“国师临走跟女儿说,他敢十几年如一日和咱们母女走得较量近,就是因为母妃只有一个女儿。”
捧得再高也只是一个公主,不必担忧引起了天子的忌惮。可要是这个公主和夺明日的某一方太过亲近,就不能这么讲了。天香公主从前和淑妃亲近,贵妃与淑妃联手抗衡皇后的打压,这都没有关系。就是后宫之争而已。但如今淑妃手头握着九皇子,就不行同日而语了。
国师这个警告天香公主听懂了。如果她继续和淑妃走得近,那这一次就是国师最后一回帮她们母女了。所以,她以为不能只和一方亲近了。这宫里也没有永远的敌人和永远的朋侪。

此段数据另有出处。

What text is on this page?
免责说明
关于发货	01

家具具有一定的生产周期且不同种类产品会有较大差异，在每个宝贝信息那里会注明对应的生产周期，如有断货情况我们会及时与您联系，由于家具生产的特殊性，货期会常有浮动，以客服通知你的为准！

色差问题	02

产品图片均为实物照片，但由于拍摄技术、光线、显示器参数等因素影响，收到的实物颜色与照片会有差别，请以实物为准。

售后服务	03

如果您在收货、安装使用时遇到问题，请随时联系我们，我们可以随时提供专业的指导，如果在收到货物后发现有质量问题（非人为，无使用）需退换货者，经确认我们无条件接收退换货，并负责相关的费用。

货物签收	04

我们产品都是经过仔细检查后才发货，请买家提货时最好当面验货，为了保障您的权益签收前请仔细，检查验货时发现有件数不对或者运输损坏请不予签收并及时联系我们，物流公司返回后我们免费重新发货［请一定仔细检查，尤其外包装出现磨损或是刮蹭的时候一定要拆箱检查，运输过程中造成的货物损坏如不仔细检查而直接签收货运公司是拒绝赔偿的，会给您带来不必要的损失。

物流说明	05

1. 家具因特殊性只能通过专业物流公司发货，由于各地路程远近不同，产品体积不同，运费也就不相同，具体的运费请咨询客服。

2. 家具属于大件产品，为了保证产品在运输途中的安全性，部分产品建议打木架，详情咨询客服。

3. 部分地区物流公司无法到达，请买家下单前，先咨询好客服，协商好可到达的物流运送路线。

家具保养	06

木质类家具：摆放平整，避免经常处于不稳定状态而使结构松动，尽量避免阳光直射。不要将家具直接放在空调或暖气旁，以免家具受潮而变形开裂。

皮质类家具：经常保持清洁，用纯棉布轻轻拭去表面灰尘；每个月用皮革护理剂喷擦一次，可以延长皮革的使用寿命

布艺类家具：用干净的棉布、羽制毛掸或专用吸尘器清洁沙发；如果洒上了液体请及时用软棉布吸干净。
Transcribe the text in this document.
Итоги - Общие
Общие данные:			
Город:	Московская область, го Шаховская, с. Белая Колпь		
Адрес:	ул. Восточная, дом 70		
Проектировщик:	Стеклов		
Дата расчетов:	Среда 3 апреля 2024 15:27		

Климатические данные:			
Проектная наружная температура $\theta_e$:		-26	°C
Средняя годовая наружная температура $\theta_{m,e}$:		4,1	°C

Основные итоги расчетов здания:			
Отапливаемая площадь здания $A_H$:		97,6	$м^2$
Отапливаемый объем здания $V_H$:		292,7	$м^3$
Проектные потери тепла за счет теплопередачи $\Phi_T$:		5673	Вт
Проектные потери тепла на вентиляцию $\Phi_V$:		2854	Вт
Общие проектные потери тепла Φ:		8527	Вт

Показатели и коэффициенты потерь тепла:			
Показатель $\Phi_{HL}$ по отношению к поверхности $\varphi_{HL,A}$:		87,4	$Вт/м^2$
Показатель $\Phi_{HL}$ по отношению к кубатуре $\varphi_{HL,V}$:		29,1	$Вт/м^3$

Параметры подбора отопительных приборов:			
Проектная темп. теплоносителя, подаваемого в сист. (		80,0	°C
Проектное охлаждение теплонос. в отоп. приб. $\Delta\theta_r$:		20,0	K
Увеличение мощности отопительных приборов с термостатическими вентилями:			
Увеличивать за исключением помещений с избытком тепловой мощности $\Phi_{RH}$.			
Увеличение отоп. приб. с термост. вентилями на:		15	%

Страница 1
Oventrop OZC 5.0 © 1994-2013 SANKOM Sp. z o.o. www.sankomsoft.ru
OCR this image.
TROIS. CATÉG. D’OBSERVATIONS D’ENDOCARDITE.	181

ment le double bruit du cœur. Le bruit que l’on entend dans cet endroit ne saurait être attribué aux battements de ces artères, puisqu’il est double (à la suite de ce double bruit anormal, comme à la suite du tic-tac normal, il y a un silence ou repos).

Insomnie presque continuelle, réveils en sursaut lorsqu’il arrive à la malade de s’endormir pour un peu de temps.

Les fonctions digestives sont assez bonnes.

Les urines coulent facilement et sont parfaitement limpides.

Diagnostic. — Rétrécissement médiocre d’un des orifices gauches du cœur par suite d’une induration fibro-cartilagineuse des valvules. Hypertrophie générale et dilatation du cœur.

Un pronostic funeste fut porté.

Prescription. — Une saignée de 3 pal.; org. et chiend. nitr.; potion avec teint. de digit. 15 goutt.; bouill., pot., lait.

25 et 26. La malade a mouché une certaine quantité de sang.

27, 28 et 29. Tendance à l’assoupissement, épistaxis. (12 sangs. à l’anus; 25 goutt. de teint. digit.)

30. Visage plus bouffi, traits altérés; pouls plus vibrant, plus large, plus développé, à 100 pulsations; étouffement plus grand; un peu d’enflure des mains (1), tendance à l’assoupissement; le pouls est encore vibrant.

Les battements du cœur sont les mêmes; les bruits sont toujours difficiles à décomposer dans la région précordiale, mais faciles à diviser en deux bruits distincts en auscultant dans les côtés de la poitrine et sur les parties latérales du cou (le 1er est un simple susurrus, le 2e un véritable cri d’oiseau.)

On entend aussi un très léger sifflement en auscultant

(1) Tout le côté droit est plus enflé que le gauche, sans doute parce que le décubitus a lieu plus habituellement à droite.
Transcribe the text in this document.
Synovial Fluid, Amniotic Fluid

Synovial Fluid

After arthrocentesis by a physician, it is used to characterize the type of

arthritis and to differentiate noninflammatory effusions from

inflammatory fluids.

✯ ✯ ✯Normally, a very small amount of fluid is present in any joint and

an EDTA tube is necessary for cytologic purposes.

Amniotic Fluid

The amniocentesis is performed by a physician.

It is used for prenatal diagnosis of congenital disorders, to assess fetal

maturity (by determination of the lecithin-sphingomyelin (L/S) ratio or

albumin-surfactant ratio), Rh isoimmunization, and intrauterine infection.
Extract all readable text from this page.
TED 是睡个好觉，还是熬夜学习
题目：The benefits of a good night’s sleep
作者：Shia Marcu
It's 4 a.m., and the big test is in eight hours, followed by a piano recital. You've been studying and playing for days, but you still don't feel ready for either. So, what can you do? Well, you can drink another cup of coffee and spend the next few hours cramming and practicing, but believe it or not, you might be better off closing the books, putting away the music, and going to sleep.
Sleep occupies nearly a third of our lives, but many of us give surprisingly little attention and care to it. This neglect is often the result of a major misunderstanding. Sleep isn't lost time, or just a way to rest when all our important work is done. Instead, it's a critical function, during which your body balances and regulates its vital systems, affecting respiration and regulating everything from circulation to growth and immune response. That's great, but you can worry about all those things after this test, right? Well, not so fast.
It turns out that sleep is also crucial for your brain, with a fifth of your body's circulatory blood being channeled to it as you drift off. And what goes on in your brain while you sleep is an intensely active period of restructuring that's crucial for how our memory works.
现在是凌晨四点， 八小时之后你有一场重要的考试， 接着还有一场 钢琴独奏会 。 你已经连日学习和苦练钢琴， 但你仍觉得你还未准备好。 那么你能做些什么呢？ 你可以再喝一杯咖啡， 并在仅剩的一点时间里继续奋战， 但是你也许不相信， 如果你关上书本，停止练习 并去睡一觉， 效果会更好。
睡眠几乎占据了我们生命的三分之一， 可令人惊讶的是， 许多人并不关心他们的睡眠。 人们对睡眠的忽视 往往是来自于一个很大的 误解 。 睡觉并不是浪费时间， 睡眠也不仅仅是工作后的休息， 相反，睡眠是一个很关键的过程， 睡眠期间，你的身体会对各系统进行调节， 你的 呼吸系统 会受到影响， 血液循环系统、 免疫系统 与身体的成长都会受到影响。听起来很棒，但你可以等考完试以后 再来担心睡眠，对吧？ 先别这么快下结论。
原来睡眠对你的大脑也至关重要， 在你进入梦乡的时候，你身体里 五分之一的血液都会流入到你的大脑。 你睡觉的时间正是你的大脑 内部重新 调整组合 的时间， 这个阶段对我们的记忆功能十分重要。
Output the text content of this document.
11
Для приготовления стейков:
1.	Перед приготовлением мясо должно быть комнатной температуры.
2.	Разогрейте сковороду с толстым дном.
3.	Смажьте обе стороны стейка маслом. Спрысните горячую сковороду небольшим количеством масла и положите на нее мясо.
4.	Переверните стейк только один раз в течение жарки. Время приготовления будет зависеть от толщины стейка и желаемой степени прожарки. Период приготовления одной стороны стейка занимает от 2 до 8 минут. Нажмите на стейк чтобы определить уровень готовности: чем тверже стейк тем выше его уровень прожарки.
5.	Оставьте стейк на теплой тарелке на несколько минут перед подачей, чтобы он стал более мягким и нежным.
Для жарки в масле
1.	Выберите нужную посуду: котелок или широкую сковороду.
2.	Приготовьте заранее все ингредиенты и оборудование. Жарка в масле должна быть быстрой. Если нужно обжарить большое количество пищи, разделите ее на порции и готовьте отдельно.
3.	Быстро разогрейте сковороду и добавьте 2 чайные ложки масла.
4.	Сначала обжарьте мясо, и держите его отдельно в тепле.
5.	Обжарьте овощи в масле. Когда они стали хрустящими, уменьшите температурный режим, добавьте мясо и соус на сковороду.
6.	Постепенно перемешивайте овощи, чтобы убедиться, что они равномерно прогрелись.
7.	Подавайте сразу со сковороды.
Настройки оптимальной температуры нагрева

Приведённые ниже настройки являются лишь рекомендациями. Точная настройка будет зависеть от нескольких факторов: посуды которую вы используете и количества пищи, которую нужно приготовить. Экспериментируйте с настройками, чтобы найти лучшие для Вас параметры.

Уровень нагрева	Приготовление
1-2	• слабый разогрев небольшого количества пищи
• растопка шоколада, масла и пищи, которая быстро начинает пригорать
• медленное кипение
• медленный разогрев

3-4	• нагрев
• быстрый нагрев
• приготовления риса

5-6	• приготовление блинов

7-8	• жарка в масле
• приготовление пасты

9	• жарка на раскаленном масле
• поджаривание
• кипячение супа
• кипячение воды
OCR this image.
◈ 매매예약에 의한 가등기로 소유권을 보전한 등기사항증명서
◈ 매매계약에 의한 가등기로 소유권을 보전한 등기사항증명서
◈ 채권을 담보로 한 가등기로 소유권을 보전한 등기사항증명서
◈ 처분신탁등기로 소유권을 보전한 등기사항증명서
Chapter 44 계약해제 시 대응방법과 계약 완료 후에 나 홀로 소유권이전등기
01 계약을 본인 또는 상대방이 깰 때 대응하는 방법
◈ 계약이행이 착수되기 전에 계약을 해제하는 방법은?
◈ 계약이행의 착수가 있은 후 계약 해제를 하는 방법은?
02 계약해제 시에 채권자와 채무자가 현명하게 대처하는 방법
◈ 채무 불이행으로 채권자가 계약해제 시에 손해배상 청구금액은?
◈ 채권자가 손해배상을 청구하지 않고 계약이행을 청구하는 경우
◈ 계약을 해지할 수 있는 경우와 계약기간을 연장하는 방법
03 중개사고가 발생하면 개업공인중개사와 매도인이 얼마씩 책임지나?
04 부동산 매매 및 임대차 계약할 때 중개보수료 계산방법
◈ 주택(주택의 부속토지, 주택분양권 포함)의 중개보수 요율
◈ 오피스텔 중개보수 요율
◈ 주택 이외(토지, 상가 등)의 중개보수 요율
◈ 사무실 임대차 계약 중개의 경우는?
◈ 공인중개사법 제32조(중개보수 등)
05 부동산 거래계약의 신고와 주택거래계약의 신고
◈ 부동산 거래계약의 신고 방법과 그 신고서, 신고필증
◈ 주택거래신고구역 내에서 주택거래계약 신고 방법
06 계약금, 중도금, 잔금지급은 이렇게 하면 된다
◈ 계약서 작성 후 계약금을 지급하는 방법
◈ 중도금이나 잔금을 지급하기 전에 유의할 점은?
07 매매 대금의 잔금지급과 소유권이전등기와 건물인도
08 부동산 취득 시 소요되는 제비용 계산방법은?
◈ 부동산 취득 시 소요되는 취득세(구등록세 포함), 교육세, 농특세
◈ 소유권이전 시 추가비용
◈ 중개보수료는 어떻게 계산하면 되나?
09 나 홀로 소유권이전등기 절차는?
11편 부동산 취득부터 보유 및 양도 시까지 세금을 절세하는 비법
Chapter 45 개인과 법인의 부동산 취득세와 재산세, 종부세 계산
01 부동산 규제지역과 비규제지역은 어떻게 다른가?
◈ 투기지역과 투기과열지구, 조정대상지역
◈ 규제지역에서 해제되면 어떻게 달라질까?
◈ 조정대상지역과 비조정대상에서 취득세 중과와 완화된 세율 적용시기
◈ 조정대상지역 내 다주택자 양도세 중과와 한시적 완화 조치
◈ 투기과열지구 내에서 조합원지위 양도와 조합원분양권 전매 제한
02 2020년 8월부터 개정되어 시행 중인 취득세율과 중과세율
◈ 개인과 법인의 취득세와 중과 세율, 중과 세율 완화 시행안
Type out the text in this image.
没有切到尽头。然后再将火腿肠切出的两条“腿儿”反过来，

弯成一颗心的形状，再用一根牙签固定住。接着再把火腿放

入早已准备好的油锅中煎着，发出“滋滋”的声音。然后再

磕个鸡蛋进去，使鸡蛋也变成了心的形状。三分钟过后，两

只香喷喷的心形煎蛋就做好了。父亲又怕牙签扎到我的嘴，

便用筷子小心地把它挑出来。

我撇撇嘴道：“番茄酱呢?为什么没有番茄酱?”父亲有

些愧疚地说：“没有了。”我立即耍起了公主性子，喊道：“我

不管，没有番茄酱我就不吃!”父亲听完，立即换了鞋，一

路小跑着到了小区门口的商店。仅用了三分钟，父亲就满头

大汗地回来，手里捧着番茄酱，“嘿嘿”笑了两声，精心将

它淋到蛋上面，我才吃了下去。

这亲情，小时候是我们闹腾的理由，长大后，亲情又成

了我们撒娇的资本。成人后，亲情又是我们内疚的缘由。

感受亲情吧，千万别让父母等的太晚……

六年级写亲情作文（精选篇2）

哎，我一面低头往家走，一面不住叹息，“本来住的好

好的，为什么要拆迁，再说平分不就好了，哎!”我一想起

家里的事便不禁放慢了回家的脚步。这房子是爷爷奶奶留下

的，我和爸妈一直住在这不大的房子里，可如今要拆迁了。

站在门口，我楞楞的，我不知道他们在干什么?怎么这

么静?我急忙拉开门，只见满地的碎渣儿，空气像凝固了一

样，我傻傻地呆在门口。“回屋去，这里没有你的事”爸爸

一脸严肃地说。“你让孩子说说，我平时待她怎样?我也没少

孟林氏敢使用她表妹,她就敢起诉让皇后出头去收拾。如此是通情达理的,谁也不能再说是她跋扈了。她之前拿鞭子直接抽人,淑妃就敢给她冷脸瞧。父皇也站在她那一边。这回,她就是不满也只能憋着。
贵妃以为找国师来劝真是太对了。闺女终于真的懂事了!
这一系列的生长在外逛的明净并不知道。她回抵家天都黑了。先去向郭大嫂致谢,然后送上一盒下午在首饰铺子选购的红宝石头面。总不能家里谁都有新衣服穿,让来资助的郭大嫂干看着。可她肯定是不缺衣服穿的,明净便选了这套适合她年岁的精致头面。就是傅娘子,明净也请她自己挑了一套白玉的。两套价钱相当,一共花了八百两。
郭大嫂道:“你跟我这么客套干嘛?”
“瞧着和嫂子那身新衣服挺配的,就买回来了。嫂子为凌年迈和我的亲事忙进忙出的,我也想表达一下心意。”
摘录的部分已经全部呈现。